Clinical pharmacology data for 2C-B in controlled settings remain limited but are expanding. The Papaseit et al. (2018) observational study in 16 experienced volunteers self-administering 10 to 20 mg orally documented moderate cardiovascular stimulation (systolic blood pressure increase of approximately 19 mmHg, heart rate increase of approximately 13 bpm), psychedelic alterations of moderate intensity, and minimal cortisol elevation relative to classical psychedelics. The Mallaroni et al. (2023) double-blind, placebo-controlled crossover trial at Maastricht University comparing 20 mg 2C-B with 15 mg psilocybin demonstrated that 2C-B produces qualitatively similar psychedelic alterations of consciousness but with significantly less dysphoria, less ego dissolution, and shorter duration than psilocybin at the tested doses. A 2026 double-blind, placebo-controlled crossover study at the University of Basel (Vizeli, Liechti, and colleagues) comparing 10, 20, and 30 mg 2C-B with 125 mg MDMA and 25 mg psilocybin in 24 healthy participants reported dose-dependent subjective effects, with 30 mg 2C-B producing comparable overall drug effects to MDMA, lower anxiety than psilocybin, and more moderate cardiovascular stimulation than MDMA.
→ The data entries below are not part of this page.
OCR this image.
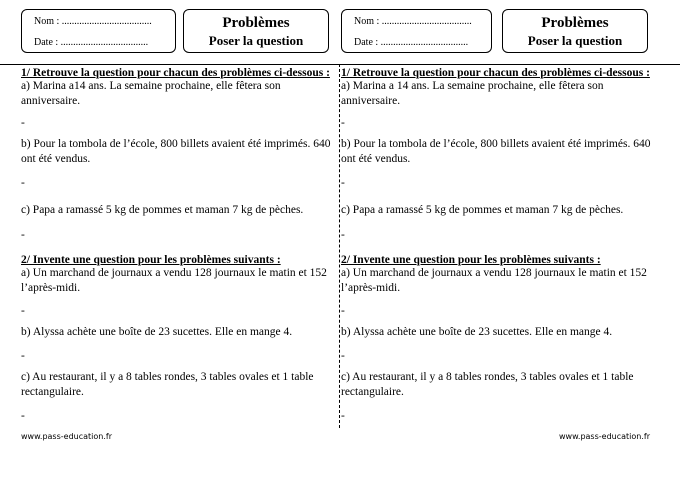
Nom : ....................................
Date : ...................................
Problèmes
Poser la question
Nom : ....................................
Date : ...................................
Problèmes
Poser la question
1/ Retrouve la question pour chacun des problèmes ci-dessous :
a) Marina a14 ans. La semaine prochaine, elle fêtera son anniversaire.
-
b) Pour la tombola de l’école, 800 billets avaient été imprimés. 640 ont été vendus.
-
c) Papa a ramassé 5 kg de pommes et maman 7 kg de pèches.
-
2/ Invente une question pour les problèmes suivants :
a) Un marchand de journaux a vendu 128 journaux le matin et 152 l’après-midi.
-
b) Alyssa achète une boîte de 23 sucettes. Elle en mange 4.
-
c) Au restaurant, il y a 8 tables rondes, 3 tables ovales et 1 table rectangulaire.
-
www.pass-education.fr
1/ Retrouve la question pour chacun des problèmes ci-dessous :
a) Marina a 14 ans. La semaine prochaine, elle fêtera son anniversaire.
-
b) Pour la tombola de l’école, 800 billets avaient été imprimés. 640 ont été vendus.
-
c) Papa a ramassé 5 kg de pommes et maman 7 kg de pèches.
-
2/ Invente une question pour les problèmes suivants :
a) Un marchand de journaux a vendu 128 journaux le matin et 152 l’après-midi.
-
b) Alyssa achète une boîte de 23 sucettes. Elle en mange 4.
-
c) Au restaurant, il y a 8 tables rondes, 3 tables ovales et 1 table rectangulaire.
-
www.pass-education.fr
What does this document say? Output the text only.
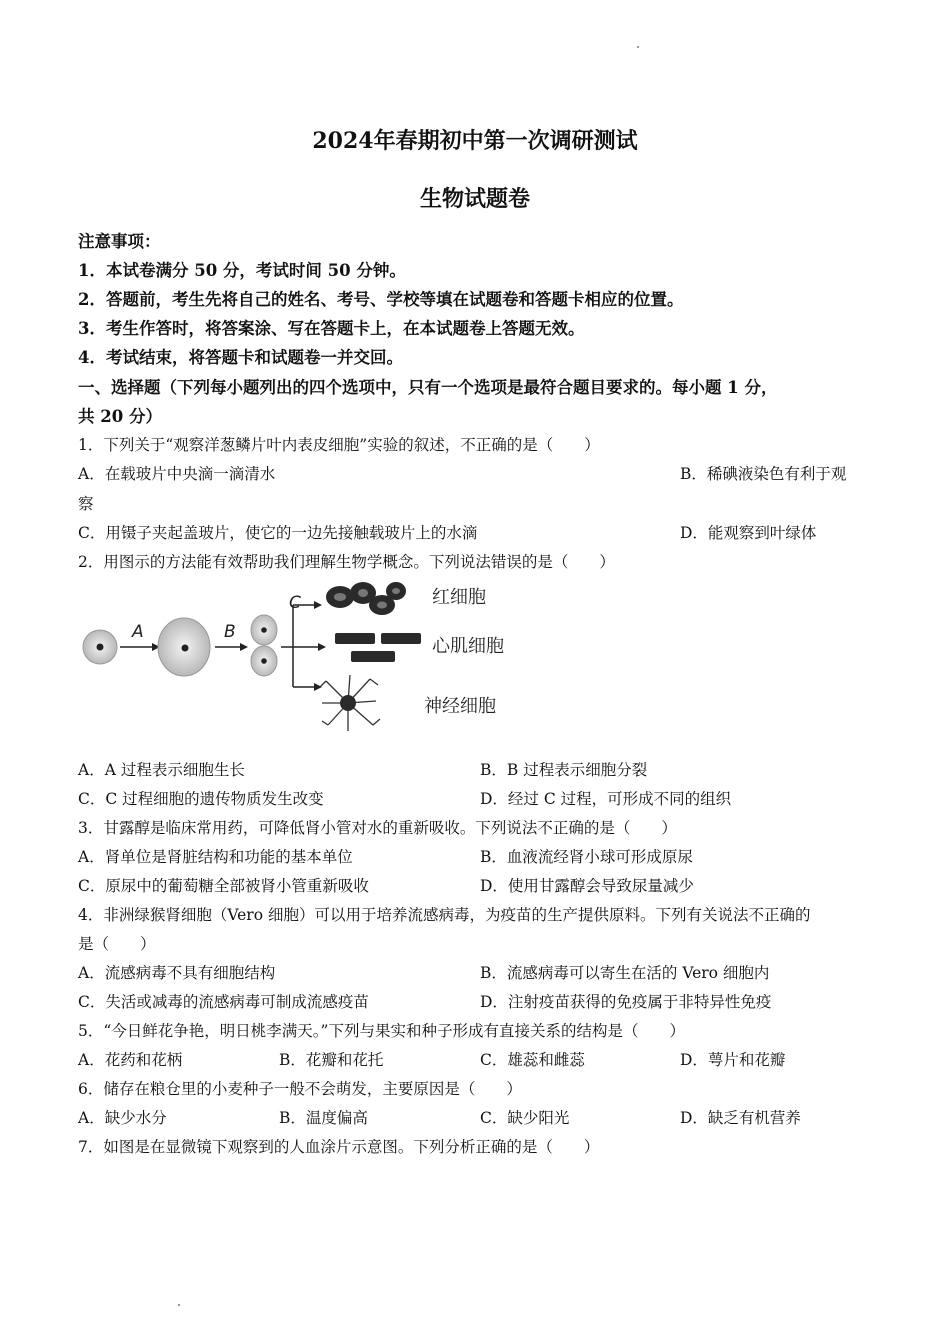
2024年春期初中第一次调研测试
生物试题卷
注意事项：
1．本试卷满分 50 分，考试时间 50 分钟。
2．答题前，考生先将自己的姓名、考号、学校等填在试题卷和答题卡相应的位置。
3．考生作答时，将答案涂、写在答题卡上，在本试题卷上答题无效。
4．考试结束，将答题卡和试题卷一并交回。
一、选择题（下列每小题列出的四个选项中，只有一个选项是最符合题目要求的。每小题 1 分，
共 20 分）
1．下列关于“观察洋葱鳞片叶内表皮细胞”实验的叙述，不正确的是（　　）
A．在载玻片中央滴一滴清水	B．稀碘液染色有利于观
察
C．用镊子夹起盖玻片，使它的一边先接触载玻片上的水滴	D．能观察到叶绿体
2．用图示的方法能有效帮助我们理解生物学概念。下列说法错误的是（　　）
A	B
C	红细胞
心肌细胞
神经细胞
A．A 过程表示细胞生长	B．B 过程表示细胞分裂
C．C 过程细胞的遗传物质发生改变	D．经过 C 过程，可形成不同的组织
3．甘露醇是临床常用药，可降低肾小管对水的重新吸收。下列说法不正确的是（　　）
A．肾单位是肾脏结构和功能的基本单位	B．血液流经肾小球可形成原尿
C．原尿中的葡萄糖全部被肾小管重新吸收	D．使用甘露醇会导致尿量减少
4．非洲绿猴肾细胞（Vero 细胞）可以用于培养流感病毒，为疫苗的生产提供原料。下列有关说法不正确的
是（　　）
A．流感病毒不具有细胞结构	B．流感病毒可以寄生在活的 Vero 细胞内
C．失活或减毒的流感病毒可制成流感疫苗	D．注射疫苗获得的免疫属于非特异性免疫
5．“今日鲜花争艳，明日桃李满天。”下列与果实和种子形成有直接关系的结构是（　　）
A．花药和花柄	B．花瓣和花托	C．雄蕊和雌蕊	D．萼片和花瓣
6．储存在粮仓里的小麦种子一般不会萌发，主要原因是（　　）
A．缺少水分	B．温度偏高	C．缺少阳光	D．缺乏有机营养
7．如图是在显微镜下观察到的人血涂片示意图。下列分析正确的是（　　）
2C-B was commercially marketed in Germany and the Netherlands as a sexual enhancer under the brand names Erox and Performax during the 1980s and early 1990s, prior to its classification as a controlled substance. It was placed in Schedule I of the United States Controlled Substances Act effective June 1995, and in Schedule II of the United Nations Convention on Psychotropic Substances in March 2001. The compound has no approved medical indication in any jurisdiction. This monograph reviews the chemistry, synthesis, and structure-activity relationships of 2C-B; the receptor pharmacology and signaling pathway selectivity; the pharmacokinetic and metabolic profile across species; the preclinical and emerging clinical evidence base; sourcing and quality verification considerations for research applications; reconstitution and handling; stack-interaction considerations; adverse-event and safety signal assessment; and a comparative evaluation of five structurally or pharmacologically related psychedelic phenethylamines against 2C-B on five competency standards.